19 abril, 2010

A insustentável urgência da ética

No Público de ontem, Domingo, um bom texto para explicar a necessidade da ética na economia, mas também uma boa explicação para aquelas pessoas que nunca percebem para que serve a Filosofia.


A insustentável urgência da ética


Por Filipe Almeida*

Há cerca de 200 anos, quando a economia começou a estruturar-se como ciência dedicada ao estudo sistemático das trocas e dos mercados, começou também a questionar-se a necessidade urgente da sua emancipação em relação às doutrinas morais que estudavam o bem e o mal, o justo e o injusto, impondo limites à conduta e à consciência. A jovem ciência emergente da economia, deslumbrada e cheia de vitalidade positiva, não poderia ficar prisioneira dos bons costumes, sob pena de sucumbir à preguiça da tradição ou do preconceito. Queria compreender o mundo tal como ele é, sem impor-lhe uma visão do que ele deveria ser. E, assim, deu-se o divórcio da ética e da economia. Foi um divórcio amigável, já que os economistas não negavam as boas intenções da ética, embora a sua vocação normativa a tornasse aparentemente incompatível com os princípios gerais da concorrência e com as recém-descobertas leis do mercado.

Do fim daquele tempo antigo é Adam Smith (1723-1790), considerado por muitos como o "pai" da economia moderna, devendo a fama ao seu livro de 1776 sobre a natureza e as causas da Riqueza das Nações. E, apesar disso, Adam Smith foi professor de Filosofia Moral na Universidade de Glasgow. Dezoito anos antes da sua obra económica fundamental, havia publicado a Teoria dos Sentimentos Morais, onde reconhecia a genuína capacidade do ser humano para alcançar real satisfação com o bem alheio. Fez sucessivas revisões deste livro até à sua morte e, segundo consta, considerava-o superior a todos os outros que escrevera. Depois de Adam Smith, aos poucos a economia foi dispensando a ética como fonte de inspiração ou de restrição das suas análises, dos seus modelos ou das suas propostas. E raras vezes voltou a coincidir no mesmo autor o interesse simultâneo pela economia, pela moral e pela política.•

A economia tornou-se amoral e a moral tornou-se alheia à evolução dos mercados. Desde então, o mundo terá evoluído relativamente bem sem a influência dominante da Filosofia, dirão alguns, com prodigiosos e indiscutíveis progressos económicos colectivos.
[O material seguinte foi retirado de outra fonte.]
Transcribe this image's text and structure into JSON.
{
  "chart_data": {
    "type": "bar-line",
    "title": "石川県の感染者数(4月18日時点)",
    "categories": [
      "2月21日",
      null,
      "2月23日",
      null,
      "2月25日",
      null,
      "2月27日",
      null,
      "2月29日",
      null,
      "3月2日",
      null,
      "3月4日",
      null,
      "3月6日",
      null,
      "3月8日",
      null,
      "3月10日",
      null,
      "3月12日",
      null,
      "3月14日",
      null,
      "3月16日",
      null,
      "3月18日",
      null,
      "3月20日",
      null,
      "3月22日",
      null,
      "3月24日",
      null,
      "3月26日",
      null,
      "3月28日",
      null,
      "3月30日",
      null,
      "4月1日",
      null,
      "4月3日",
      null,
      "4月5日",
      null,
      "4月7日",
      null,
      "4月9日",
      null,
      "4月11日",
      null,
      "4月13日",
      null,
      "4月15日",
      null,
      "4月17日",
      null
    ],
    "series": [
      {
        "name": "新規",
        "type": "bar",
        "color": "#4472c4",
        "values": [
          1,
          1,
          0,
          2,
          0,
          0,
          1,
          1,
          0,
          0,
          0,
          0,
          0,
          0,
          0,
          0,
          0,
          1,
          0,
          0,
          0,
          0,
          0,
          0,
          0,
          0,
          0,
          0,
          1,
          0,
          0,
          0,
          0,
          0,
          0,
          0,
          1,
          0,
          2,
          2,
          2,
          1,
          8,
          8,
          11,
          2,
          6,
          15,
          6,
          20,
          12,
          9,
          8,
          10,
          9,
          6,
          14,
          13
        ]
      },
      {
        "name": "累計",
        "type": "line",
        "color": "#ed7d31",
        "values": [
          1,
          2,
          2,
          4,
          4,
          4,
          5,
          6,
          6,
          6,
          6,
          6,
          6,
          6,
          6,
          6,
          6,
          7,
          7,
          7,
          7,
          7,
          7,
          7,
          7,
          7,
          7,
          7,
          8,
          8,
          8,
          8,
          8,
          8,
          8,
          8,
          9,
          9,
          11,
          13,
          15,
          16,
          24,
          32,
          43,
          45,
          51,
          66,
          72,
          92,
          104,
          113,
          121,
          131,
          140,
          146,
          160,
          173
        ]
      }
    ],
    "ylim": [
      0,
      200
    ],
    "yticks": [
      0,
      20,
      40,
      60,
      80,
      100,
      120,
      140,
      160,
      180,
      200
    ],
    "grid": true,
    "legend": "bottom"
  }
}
A lei do mercado e a lei dos Estados pareciam bastar, sem a subjectividade dos imperativos morais, sempre discutíveis e por isso incapazes de gerar boas soluções duradouras. A economia havia assegurado os progressos. A reflexão filosófica tornara-se um exercício aparentemente ultrapassado e frequentemente inútil. E, no entanto, devemos à filosofia de Jeremy Bentham (1748-1832) o ensino e a universidade acessíveis a todas as classes com a fundação da Universidade de Londres, contrariando o elitismo de Oxford e de Cambridge. Ao utilitarismo universalista de John Stuart Mill (1806-1873), o sufrágio universal, a igualdade de direitos entre homens e mulheres, a abolição da escravatura e os princípios da tributação como instrumento da justiça distributiva e do Estado-providência. Ao pensamento de John Locke (1632-1704), a concepção de Estados laicos, com Governos independentes das Igrejas, com a política independente da religião. A Jean-Jacques Rousseau (1712-1778), o ideal democrático da soberania do povo. A Jean-Paul Sartre (1905-1980), a crítica fundamental ao anti-semitismo. À filosofia de Immanuel Kant (1724-1804), os imperativos racionais que dariam origem à formulação dos códigos deontológicos profissionais.

Os progressos humanos, na verdade, nunca foram alheios à filosofia e à ética. A economia, sem ética, dispensa a discussão dos fins que se propõe, tornando-se perigosamente cega. A prática empresarial, sem a responsabilização moral dos seus agentes, dispensa o questionamento dos meios que usa para atingir os fins, tornando-se inaceitavelmente indiferente aos impactos sociais e ambientais que provoca. Os perigos deste divórcio parecem ser, hoje, evidentes. E já há bons sinais do inevitável reencontro da economia com a ética e de ambas com a política. Mas nunca é de mais insistir na urgência desse reencontro, sob pena da mais leve distracção tornar o mundo política e economicamente insustentável.
*Docente da Faculdade de Economia da Universidade de Coimbra.